TestOps - Testing in Production
Some time ago I started the TestOps series. I outlined why the topic is important (actually I expect it to be even more important in the nearest future) and listed various topic which I’d like to investigate deeper soon. Today the first from the list: Testing in Production.
I’ll list prerequisites for successful TiP adoption and give you real-life examples from top companies. Let’s begin with a definition though:
Testing in Production (TiP) is a set of software testing methodologies that utilises real users and production environment in a way that both leverages the diversity of production, while mitigating risks to end users.
Mature engineering process
Testing in production impacts your application running live, therefore it impacts your customers. You should always have this statement on the back of your head. There is no place for dummy data like $99,999.00 little mouse (funny example from Amazon below).
Before you approach it you need to make sure you fully understand its impacts. You should have skilled people planning and executing it from start to finish. Usually when it comes to testing error margin is quite big, but that’s not the case in TiP.
Understanding and mitigating risks
In the social media era once you show something on the Internet it stays there forever. However, there are also risks that are not so obvious. Be careful especially with performance/load tests. Even the slightest decrease in application speed may substantially impact revenue & conversion.
What about your monitoring & alerting? Would your tests trigger any false positives alarms? Do you even have possibilities to check how your tests impact performance metrics?
Have you thought about the data you collect? Once you generate fake traffic it may be corrupted. How can you then make data-driven decisions?
Cleaning after yourself
This is something you should have implemented in the testing environment too, but which is a must on production. Your tests may generate all kinds of useless stuff - users, database entries, fake data, logs. Make sure you erase them afterward. In case of logs add something to quickly identify a test. You don’t want to spend time analyzing non-human traffic.
Types of TiP
Canary deployment & Blue-Green deployment
You deploy your software on a separate set of servers (Blue pool in the image below) and then slowly roll it out for customers. Start small (with internal or beta users) and do few smoke tests and log analyses. If everything seems ok redirect some part of external customers (5% in our example) for the new pool.
Now assuming if something goes wrong you may rollback all traffic to sta able pool (Green) or just proceed with new release rollout and redirect half/all customers to Blue pool.
In case of a new software version you revert the roles, deployment is now on Green pool with Blue pool running as a safety net in case of unexpected bugs.
The goal here is to make the process transparent for customers.
On Martin Fowler’s blog, you can find a more detailed and excellent description of those techniques: Canary release, Blue-Green deployment.
Controlled test flight
The technique very similar to Canary deployment, but instead of a new application version we slowly roll out new features. I’ll use Aviadezra image to explain it in a simple way:
Let’s assume we have a new feature hidden in Code Path 1. After successful deployment, we have all customers using Code Path 2. Now we change the config file and from now on some customers (first internal, then 5%) are using a new feature that is visible in Code Path 1.

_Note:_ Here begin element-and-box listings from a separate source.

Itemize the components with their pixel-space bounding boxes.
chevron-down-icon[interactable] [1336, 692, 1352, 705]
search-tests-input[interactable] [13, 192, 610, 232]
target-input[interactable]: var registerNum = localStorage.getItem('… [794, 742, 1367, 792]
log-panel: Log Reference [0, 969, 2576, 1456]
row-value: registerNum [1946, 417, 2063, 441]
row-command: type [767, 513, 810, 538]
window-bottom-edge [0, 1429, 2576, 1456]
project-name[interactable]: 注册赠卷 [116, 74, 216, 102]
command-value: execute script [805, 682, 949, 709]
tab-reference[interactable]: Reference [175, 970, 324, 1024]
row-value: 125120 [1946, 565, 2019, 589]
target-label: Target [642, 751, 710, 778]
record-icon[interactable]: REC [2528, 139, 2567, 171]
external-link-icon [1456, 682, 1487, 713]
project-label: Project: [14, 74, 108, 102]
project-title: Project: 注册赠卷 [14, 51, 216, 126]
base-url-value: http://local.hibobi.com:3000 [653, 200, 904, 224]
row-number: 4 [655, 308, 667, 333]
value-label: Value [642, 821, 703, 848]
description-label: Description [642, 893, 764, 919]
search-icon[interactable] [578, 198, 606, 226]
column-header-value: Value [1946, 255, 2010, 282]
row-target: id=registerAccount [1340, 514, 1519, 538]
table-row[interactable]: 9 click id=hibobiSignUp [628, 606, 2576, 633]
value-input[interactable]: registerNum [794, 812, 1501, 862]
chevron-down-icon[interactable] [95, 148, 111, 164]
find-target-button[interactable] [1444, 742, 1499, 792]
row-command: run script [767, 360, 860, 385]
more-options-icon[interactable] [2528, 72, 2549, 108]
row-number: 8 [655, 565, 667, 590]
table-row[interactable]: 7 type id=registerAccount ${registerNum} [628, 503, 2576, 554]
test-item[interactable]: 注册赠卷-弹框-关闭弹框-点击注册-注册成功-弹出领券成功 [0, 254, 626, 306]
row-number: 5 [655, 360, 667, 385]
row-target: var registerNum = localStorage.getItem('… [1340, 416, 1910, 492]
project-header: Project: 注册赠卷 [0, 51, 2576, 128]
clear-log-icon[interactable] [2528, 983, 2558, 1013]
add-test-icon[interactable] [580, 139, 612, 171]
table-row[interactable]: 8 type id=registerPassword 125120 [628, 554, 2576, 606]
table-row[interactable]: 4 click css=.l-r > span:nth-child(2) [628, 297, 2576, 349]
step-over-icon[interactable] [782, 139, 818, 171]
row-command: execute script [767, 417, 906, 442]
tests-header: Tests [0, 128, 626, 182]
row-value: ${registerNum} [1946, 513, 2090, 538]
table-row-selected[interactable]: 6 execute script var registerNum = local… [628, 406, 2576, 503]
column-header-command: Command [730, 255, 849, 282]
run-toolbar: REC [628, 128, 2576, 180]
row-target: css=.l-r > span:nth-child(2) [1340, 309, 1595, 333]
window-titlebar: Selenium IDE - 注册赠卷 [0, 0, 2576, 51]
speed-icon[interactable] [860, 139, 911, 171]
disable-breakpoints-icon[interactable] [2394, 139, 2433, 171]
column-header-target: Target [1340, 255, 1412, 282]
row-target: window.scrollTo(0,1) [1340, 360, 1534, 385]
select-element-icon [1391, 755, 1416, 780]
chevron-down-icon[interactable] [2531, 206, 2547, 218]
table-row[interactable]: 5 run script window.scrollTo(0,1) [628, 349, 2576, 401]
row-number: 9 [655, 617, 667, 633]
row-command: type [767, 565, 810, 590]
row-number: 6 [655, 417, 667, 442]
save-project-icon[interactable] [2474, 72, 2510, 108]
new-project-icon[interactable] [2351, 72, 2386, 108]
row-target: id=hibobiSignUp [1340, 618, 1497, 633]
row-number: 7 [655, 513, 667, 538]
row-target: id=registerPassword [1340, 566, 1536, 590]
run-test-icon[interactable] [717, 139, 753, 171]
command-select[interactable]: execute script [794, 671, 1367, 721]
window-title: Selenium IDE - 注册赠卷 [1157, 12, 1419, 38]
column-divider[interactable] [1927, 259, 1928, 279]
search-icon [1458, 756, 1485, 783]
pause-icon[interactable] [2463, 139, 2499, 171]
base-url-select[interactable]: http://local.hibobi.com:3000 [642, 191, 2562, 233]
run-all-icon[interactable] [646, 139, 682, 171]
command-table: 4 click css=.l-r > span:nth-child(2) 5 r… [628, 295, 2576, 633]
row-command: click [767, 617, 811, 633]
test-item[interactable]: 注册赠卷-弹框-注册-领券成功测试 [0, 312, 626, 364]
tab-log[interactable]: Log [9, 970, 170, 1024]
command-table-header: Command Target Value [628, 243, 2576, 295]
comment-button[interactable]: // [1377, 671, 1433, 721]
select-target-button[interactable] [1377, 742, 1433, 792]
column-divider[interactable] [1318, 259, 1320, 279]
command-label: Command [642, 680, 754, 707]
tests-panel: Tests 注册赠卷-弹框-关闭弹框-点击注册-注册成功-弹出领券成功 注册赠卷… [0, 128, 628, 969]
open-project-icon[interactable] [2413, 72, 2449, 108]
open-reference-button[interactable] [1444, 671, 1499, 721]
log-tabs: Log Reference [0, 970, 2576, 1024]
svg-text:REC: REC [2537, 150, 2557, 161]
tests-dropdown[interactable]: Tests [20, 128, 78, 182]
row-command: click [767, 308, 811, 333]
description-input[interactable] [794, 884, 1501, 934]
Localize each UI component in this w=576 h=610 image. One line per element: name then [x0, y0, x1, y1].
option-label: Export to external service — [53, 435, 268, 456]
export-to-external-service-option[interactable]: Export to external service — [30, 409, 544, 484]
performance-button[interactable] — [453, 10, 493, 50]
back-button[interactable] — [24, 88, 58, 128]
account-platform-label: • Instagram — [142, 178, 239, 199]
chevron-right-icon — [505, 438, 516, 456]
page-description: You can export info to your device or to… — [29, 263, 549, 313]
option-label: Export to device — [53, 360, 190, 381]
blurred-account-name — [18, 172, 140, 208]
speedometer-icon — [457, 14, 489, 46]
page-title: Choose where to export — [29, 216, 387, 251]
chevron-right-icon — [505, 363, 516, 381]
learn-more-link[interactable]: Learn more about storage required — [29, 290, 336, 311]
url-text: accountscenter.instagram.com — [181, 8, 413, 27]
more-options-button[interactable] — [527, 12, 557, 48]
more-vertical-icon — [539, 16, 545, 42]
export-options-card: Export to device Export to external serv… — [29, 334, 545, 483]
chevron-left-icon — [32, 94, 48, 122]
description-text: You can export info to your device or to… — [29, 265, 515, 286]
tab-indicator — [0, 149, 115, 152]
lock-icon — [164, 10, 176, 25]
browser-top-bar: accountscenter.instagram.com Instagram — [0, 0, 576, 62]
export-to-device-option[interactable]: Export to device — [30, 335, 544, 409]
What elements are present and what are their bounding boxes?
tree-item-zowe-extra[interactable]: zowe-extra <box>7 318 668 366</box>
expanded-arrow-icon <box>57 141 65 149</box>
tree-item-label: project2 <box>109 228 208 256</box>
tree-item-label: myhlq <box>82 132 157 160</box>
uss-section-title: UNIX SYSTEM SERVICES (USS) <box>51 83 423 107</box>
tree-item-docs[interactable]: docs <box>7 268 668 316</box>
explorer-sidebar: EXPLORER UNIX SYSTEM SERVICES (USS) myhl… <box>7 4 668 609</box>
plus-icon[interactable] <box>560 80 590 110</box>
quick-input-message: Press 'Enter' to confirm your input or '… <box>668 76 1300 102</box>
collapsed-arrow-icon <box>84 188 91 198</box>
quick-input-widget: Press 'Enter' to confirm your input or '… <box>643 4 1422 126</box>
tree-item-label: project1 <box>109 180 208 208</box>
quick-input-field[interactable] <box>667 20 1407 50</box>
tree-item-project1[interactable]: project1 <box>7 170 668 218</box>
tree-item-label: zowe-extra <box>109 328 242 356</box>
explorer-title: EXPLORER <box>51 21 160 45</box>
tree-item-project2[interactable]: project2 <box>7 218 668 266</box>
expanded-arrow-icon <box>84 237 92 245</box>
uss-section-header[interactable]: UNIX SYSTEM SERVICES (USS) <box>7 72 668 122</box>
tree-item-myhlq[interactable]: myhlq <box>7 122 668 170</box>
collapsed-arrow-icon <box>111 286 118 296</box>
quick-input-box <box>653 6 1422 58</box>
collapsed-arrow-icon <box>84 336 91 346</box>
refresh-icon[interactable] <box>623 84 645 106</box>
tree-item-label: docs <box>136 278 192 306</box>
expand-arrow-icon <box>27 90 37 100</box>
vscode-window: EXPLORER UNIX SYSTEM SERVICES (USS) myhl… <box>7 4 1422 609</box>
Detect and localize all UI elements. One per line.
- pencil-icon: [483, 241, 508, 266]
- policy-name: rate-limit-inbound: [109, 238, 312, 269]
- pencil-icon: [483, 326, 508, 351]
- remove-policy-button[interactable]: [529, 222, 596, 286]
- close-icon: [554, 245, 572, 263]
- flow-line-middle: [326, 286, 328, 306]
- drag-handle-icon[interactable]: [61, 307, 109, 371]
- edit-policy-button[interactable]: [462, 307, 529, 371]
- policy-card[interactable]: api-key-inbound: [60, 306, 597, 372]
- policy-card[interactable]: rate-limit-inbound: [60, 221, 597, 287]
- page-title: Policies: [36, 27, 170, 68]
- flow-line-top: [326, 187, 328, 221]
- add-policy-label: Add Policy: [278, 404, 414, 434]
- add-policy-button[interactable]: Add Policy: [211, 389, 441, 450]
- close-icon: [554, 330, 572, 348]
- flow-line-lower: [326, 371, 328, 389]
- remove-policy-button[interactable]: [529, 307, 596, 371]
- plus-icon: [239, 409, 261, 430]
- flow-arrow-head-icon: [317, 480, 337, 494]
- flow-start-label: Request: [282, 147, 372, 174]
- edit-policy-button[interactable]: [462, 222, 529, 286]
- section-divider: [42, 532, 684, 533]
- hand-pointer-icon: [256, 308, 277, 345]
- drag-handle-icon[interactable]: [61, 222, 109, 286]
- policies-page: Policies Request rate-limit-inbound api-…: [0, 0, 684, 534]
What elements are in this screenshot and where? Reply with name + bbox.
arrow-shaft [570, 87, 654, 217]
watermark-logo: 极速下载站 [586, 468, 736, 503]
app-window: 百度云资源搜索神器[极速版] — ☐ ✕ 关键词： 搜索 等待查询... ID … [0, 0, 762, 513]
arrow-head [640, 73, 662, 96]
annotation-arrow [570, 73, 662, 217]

Once again we analyze how the application is performing, and if everything is ok we open Code Path 1 for all customers. If we are disappointed by the results we rollback to Code Path 2.
The warning here: controlled test flight substantially increase application complexity. Business loves it though and in my opinion, it’s worth the effort.
Another excellent tool for business and UX designers. I’ll use a vwo image for an explanation (excellent guide, read it).
The idea is very simple here. 50% of our customers see Variation A of our application, and 50% of customers see Variation B. We measure all the data and then analyze it (with Data Scientists help perhaps). In the case of our example, Variation A is better because it guarantees a higher conversion rate.
A/B testing is highly recommended by lean experts and you should utilize it even in startups.
Synthetic User (Bot) Testing
Synthetic user is a bot which runs real customer scenario on our application. To be more specific it’s like an end-to-end (E2E) test running on a production environment. Tests don’t have to be written using Selenium (as they’re very often unstable) but should run popular journeys. Ideally, you should figure out scenarios using production data.
Bots may be triggered from various servers (ideally split geographically) and should be integrated with existing monitoring/alerting systems. Consecutive failures should trigger an investigation in your team.
Make sure you clean your data after each run (see prerequisite 3).
Fault injection & Recovery testing
Technique popularised by Netflix’s Chaos Monkey. The idea is pretty simple - we generate random failures in our production infrastructure enforcing engineers to design recovery systems and develop a stronger, more adaptive platform.
The best defense against major unexpected failures is to fail often. By frequently causing failures, we force our services to be built in a way that is more resilient
Cory Bennett and Ariel Tseitlin - Netflix engineers
Technique popularised by Microsoft which enforces usage of applications developed locally. For example, if your team is creating new GoogleDocs you force your developers to use it. A very clever way to improve the customer user experience.